Member of the Legislative Council of Western Australia
- In office 16 July 1894 – 2 May 1910
- Preceded by: None (new seat)
- Succeeded by: Cuthbert McKenzie
- Constituency: South-East Province

Personal details
- Born: 22 March 1852 Leek, Staffordshire, England
- Died: 3 February 1932 (aged 79) Albany, Western Australia, Australia

= Samuel Johnson Haynes =

Australian lawyer and politician

Samuel Johnson Haynes (22 March 1852 – 3 February 1932) was an Australian barrister and politician who served as a member of the Legislative Council of Western Australia from 1894 to 1910, representing South-East Province.

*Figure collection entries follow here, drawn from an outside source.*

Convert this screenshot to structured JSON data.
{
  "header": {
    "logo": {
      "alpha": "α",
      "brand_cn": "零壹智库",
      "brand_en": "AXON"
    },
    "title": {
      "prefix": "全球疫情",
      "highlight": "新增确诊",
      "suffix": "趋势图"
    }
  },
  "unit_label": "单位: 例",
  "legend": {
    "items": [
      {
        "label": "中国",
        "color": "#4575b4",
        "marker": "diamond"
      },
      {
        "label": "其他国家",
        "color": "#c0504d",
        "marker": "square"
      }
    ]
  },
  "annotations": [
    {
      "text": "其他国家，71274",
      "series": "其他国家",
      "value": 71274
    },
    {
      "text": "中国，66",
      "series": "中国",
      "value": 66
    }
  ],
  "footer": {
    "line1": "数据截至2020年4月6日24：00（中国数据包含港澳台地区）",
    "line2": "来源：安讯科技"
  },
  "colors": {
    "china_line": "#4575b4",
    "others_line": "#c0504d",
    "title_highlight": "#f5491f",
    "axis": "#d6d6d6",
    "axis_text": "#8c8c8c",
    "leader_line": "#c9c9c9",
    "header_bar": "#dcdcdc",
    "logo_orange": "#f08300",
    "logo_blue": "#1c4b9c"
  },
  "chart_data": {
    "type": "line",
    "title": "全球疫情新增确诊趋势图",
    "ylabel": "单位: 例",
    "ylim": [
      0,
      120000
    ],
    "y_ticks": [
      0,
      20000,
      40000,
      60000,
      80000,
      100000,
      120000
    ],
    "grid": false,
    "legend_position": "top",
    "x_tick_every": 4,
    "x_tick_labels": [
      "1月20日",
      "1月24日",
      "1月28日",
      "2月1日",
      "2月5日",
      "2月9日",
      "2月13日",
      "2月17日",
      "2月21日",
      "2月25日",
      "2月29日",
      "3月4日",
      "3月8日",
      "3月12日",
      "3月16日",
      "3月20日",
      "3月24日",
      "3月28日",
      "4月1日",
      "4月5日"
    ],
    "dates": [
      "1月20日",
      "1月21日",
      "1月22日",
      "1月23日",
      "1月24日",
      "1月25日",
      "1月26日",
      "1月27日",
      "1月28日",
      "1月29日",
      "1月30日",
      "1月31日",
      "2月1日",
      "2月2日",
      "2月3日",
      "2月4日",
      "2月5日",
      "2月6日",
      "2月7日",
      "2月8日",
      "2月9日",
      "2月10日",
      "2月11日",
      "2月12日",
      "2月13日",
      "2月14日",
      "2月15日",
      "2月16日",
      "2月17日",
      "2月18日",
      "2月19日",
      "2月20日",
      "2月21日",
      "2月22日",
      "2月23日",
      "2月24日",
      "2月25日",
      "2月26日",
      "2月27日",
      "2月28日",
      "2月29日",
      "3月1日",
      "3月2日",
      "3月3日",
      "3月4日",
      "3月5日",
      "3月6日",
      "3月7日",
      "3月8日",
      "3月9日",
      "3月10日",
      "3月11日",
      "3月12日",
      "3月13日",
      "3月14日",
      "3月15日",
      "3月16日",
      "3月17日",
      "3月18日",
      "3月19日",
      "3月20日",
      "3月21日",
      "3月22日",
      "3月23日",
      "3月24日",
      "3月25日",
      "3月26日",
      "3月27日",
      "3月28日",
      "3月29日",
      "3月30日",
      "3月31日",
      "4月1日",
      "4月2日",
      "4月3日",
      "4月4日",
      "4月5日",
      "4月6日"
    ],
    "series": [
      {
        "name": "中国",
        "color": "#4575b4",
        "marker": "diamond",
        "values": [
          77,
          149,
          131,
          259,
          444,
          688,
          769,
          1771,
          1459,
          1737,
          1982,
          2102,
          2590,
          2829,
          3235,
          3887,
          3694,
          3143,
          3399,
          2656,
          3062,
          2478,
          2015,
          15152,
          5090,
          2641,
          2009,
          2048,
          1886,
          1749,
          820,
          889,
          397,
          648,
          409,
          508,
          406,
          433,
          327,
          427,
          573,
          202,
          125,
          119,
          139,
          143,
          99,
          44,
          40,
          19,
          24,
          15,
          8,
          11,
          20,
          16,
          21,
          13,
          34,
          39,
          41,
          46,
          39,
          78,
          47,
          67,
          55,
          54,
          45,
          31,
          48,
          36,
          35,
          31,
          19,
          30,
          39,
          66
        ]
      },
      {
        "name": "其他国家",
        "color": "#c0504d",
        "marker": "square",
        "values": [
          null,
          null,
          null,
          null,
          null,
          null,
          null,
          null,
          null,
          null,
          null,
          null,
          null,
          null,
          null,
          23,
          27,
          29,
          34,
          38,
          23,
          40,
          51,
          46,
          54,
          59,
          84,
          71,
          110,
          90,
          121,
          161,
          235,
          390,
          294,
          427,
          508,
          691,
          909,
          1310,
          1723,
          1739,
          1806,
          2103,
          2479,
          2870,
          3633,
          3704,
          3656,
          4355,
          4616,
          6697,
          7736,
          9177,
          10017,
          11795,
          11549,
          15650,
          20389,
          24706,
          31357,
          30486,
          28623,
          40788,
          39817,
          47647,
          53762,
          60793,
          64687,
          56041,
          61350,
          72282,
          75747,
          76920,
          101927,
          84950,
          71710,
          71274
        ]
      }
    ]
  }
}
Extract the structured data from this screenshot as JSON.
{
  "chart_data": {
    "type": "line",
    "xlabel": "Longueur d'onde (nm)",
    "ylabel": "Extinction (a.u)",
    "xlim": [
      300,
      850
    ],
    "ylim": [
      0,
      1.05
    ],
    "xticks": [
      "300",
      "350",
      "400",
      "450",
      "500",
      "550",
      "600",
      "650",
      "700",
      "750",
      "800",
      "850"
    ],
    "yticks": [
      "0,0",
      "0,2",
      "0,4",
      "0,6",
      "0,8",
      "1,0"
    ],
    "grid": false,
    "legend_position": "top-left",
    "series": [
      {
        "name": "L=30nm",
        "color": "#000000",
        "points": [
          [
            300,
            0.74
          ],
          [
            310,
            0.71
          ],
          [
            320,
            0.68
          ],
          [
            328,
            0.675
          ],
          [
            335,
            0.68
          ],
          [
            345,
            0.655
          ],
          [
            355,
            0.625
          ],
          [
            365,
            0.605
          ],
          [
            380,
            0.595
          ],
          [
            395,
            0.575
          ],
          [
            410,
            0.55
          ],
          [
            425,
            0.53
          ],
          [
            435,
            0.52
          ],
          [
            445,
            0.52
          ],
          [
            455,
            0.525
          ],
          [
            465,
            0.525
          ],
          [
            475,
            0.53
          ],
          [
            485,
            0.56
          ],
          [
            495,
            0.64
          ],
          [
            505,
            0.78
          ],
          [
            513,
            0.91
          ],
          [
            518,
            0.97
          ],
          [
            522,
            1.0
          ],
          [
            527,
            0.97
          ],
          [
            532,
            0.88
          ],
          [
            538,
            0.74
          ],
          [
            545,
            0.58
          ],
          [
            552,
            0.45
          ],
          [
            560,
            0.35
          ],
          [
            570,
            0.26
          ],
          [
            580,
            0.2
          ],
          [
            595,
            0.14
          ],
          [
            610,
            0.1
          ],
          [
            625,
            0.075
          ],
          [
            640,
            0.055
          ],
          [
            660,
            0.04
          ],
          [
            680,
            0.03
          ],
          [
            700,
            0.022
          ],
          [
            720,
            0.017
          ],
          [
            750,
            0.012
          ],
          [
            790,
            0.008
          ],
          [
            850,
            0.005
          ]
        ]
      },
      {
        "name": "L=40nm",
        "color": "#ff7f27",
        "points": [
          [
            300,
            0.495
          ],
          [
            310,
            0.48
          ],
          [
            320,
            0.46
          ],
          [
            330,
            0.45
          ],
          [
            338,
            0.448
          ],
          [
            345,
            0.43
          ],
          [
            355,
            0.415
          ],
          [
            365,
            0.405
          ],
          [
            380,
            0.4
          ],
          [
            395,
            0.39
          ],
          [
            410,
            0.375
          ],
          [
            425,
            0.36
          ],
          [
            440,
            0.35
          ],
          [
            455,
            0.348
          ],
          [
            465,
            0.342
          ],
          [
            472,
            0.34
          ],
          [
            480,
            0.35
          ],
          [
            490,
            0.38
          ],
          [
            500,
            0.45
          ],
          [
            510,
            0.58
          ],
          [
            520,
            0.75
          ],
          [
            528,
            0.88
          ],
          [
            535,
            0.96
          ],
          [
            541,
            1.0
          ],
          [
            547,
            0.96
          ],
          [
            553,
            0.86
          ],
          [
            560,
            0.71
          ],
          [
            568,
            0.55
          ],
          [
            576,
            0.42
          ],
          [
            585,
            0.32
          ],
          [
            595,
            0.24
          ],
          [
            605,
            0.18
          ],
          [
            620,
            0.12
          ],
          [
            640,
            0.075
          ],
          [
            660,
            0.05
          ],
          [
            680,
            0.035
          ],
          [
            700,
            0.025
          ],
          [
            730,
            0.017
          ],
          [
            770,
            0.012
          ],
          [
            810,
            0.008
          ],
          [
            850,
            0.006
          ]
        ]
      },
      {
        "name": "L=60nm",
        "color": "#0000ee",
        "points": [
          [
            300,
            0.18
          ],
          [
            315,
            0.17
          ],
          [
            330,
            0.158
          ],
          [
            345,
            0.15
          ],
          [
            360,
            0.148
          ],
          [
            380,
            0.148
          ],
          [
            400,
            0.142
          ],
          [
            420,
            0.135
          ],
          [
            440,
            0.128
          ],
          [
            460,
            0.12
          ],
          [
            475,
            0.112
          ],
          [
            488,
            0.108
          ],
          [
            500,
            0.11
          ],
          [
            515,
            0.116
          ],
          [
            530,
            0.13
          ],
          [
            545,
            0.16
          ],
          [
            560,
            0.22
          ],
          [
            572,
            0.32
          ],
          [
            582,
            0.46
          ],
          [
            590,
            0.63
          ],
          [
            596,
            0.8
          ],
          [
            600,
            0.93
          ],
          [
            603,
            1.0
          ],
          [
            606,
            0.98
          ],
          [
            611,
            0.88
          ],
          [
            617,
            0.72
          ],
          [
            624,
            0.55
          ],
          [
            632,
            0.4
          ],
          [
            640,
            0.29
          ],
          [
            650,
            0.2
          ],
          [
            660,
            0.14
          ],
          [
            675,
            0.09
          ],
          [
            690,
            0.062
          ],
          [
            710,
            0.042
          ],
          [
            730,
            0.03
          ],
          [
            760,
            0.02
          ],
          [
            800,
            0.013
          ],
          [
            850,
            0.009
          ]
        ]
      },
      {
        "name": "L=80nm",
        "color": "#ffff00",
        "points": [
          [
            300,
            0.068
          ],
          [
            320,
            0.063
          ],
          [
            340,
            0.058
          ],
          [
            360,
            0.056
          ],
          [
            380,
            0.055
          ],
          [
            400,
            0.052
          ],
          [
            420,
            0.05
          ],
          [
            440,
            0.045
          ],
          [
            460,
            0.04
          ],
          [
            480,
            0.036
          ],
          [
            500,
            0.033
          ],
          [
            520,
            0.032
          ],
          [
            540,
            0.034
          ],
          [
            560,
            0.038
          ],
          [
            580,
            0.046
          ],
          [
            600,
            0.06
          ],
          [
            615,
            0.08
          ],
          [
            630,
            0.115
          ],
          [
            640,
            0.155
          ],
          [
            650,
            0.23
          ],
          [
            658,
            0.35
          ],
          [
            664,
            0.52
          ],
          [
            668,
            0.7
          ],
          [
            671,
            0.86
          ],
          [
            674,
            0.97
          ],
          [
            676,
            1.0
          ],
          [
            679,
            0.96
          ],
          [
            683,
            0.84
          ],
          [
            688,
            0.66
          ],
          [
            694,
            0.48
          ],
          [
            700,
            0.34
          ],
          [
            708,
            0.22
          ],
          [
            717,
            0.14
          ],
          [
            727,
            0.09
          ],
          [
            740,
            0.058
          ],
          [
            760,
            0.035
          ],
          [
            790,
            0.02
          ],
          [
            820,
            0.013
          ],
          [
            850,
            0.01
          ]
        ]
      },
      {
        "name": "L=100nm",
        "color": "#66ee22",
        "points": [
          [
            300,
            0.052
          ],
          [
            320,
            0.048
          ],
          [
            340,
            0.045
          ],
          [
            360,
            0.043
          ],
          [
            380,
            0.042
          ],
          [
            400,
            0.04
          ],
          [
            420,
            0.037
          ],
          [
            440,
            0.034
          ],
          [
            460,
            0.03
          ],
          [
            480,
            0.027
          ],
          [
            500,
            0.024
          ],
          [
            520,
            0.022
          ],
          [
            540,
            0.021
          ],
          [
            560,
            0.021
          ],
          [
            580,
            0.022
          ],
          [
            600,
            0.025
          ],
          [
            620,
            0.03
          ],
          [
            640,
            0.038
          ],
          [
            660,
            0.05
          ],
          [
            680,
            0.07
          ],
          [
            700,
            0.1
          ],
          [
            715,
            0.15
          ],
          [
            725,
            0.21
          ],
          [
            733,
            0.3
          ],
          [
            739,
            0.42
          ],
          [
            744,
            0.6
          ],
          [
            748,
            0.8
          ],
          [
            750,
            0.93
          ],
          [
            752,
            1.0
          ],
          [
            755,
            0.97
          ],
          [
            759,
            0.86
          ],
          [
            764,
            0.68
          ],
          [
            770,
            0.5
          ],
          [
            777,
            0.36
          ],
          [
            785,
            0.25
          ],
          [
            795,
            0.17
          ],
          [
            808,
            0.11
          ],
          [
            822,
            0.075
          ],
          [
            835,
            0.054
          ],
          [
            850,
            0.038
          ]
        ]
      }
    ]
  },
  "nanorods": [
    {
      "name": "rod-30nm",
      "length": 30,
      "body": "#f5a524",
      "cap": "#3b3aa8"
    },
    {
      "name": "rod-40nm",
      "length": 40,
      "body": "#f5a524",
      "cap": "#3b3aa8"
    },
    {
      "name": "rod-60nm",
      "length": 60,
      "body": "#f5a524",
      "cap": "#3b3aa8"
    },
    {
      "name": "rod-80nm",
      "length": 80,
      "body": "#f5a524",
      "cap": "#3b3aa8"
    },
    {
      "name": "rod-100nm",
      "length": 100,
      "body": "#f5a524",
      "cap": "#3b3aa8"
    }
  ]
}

Haynes was born in Leek, Staffordshire, England, to Sarah Ann (née Johnson) and George Haynes. His parents left for Australia when he was a small child, settling in Port Fairy, Victoria. Haynes was sent to grammar school in England, but returned to Australia to study law. He completed his legal studies in South Australia, and was called to the bar there in 1886. In 1888, Haynes moved to Albany, Western Australia, where he established his own law firm. He eventually went into partnership with Robert Thomson Robinson, a future Attorney-General of Western Australia. Haynes was elected to parliament at the 1894 Legislative Council elections, which were the first to be held since the advent of responsible government in 1890. His initial term was for four years, but he was re-elected to six-year terms in 1898 and 1904. Haynes retired from parliament in 1910, shortly before the expiration of his third term. Haynes died in Albany in February 1932, aged 79. Outside of politics, he had served as chancellor of the Anglican Diocese of Bunbury for many years. He married Isabella Cole in 1897, with whom he had one son.